Has anyone bumped into a similar case, or has experience with these equipments? Maybe (again!) i am doing something wrong?
If this is confirmed, my only alternative to maintain good throughput along the mesh will be to install 2 x mr3220 on each node, connected back-to-back with ethernet cable. This will definitely work but the cost for each node owner evidently rises ;(
Thanks a lot!
Guido
Simon, you saved my day,
On Thu, Mar 29, 2012 at 9:51 AM, Simon Wunderlich simon.wunderlich@s2003.tu-chemnitz.de wrote:
the problem using one radio is explained further here (from another company, but this applies to any WiFi mesh technology)
http://revolutionwifi.blogspot.com/2012/02/mesh-network-performance-impact.h...
I was fully aware of this problem with single-radio nodes, and that's why I was trying to build cheap two-radio nodes using mr3220 + usb dongles.
Also, if you use two-radio nodes, they may interfere with each other if the antennas are near to each other. There are quite a few ppl who can confirm this, e.g. check this:
Ah! you hit the nail right in the head! I walked around the battlemesh wiki a couple of weeks ago, interested into past events results, but only came across an rsync daemon serving a tree with videos, photos and results, mostly in raw data form, collected during the last (before athens) WBM edition.
I think i was a bit short-sighted, since the Wbm2009v2 link (and the rest of that wbm wiki) was a wonderful read!
I did a couple of tests, and indeed increasing the distance between the dongle and the router makes the whole difference.
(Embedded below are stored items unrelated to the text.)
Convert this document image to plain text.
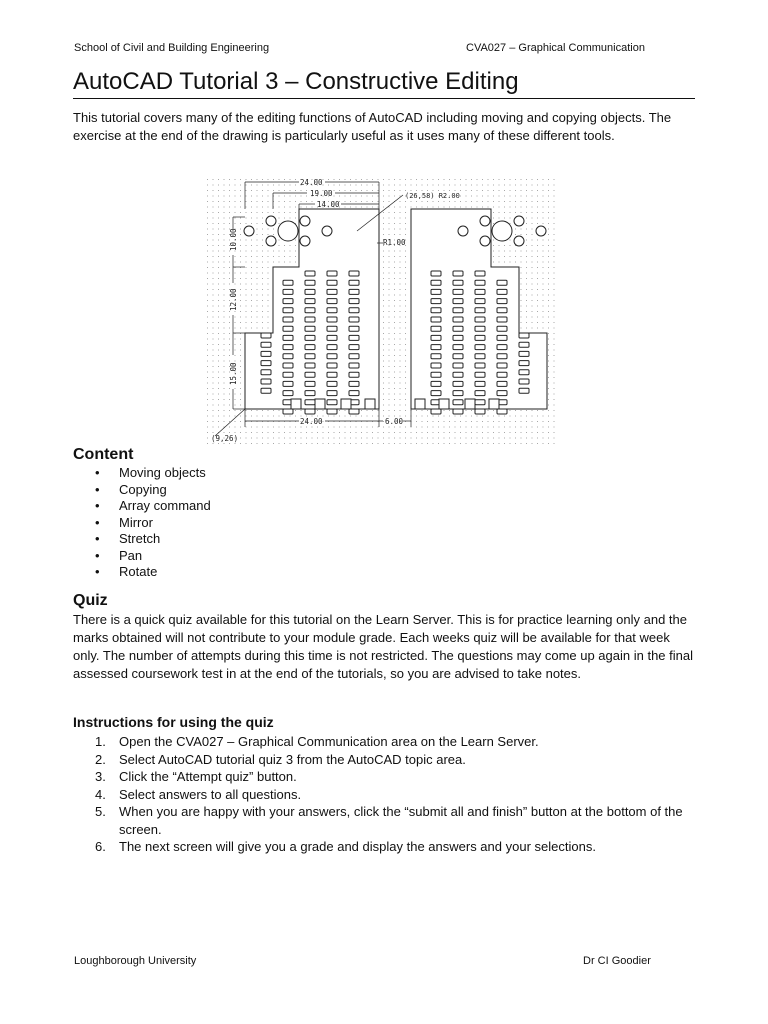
School of Civil and Building Engineering	CVA027 – Graphical Communication
AutoCAD Tutorial 3 – Constructive Editing

This tutorial covers many of the editing functions of AutoCAD including moving and copying objects. The exercise at the end of the drawing is particularly useful as it uses many of these different tools.

24.00
19.00
14.00
(26,58) R2.00
R1.00
10.00
12.00
15.00
24.00	6.00
(9,26)
Content
• Moving objects
• Copying
• Array command
• Mirror
• Stretch
• Pan
• Rotate
Quiz

There is a quick quiz available for this tutorial on the Learn Server. This is for practice learning only and the marks obtained will not contribute to your module grade. Each weeks quiz will be available for that week only. The number of attempts during this time is not restricted. The questions may come up again in the final assessed coursework test in at the end of the tutorials, so you are advised to take notes.

Instructions for using the quiz
1. Open the CVA027 – Graphical Communication area on the Learn Server.
2. Select AutoCAD tutorial quiz 3 from the AutoCAD topic area.
3. Click the “Attempt quiz” button.
4. Select answers to all questions.
5. When you are happy with your answers, click the “submit all and finish” button at the bottom of the screen.
6. The next screen will give you a grade and display the answers and your selections.
Loughborough University	Dr CI Goodier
I googled more on the subject and found a paper with thorough testing results http://edoc.hu-berlin.de/oa/conferences/reSNAVwf8bA/PDF/28TjAjjEtU7ts.pdf
and even finer-grained testing here http://userver.ftw.at/~valerio/files/wons.pdf
None of them use 802.11n equipment, so i set out to make my own experiment. In my case, i needed about 1.5 meter between omni antennas to achieve full throughput, placing both omni antennas perpendicular to the ground and on the same plane. On the other hand, if i place them one over the other (that is, align their vertical axis, while holding them at different altitudes) a distance as little as 20cm was enough to overcome interference. (Sounds reasonable given the omnis gain spatial pattern)
I was able to get 20mbps from A to C (and viceversa), hopping on B. [A ch=11] -- [ ch=11 B(2 radio) ch=1] -- [ch=1 C] This was done using either BATMAN or static routing, giving almost equal results (~1mbps less using batman)
If i put the two radios in B really close to each other (<5 cm) throughput fell down to 8 mbps. It's a relief it was such a simple issue!
Thanks a lot Simon and Marek for getting me into the right path,
So far we haven't heard of anyone implementing OpenWRT+batman-adv on mr3220+usb to build two-radio-nodes mesh network, which means we're mostly in a "solo adventure" so your help and attention was even more appreciated!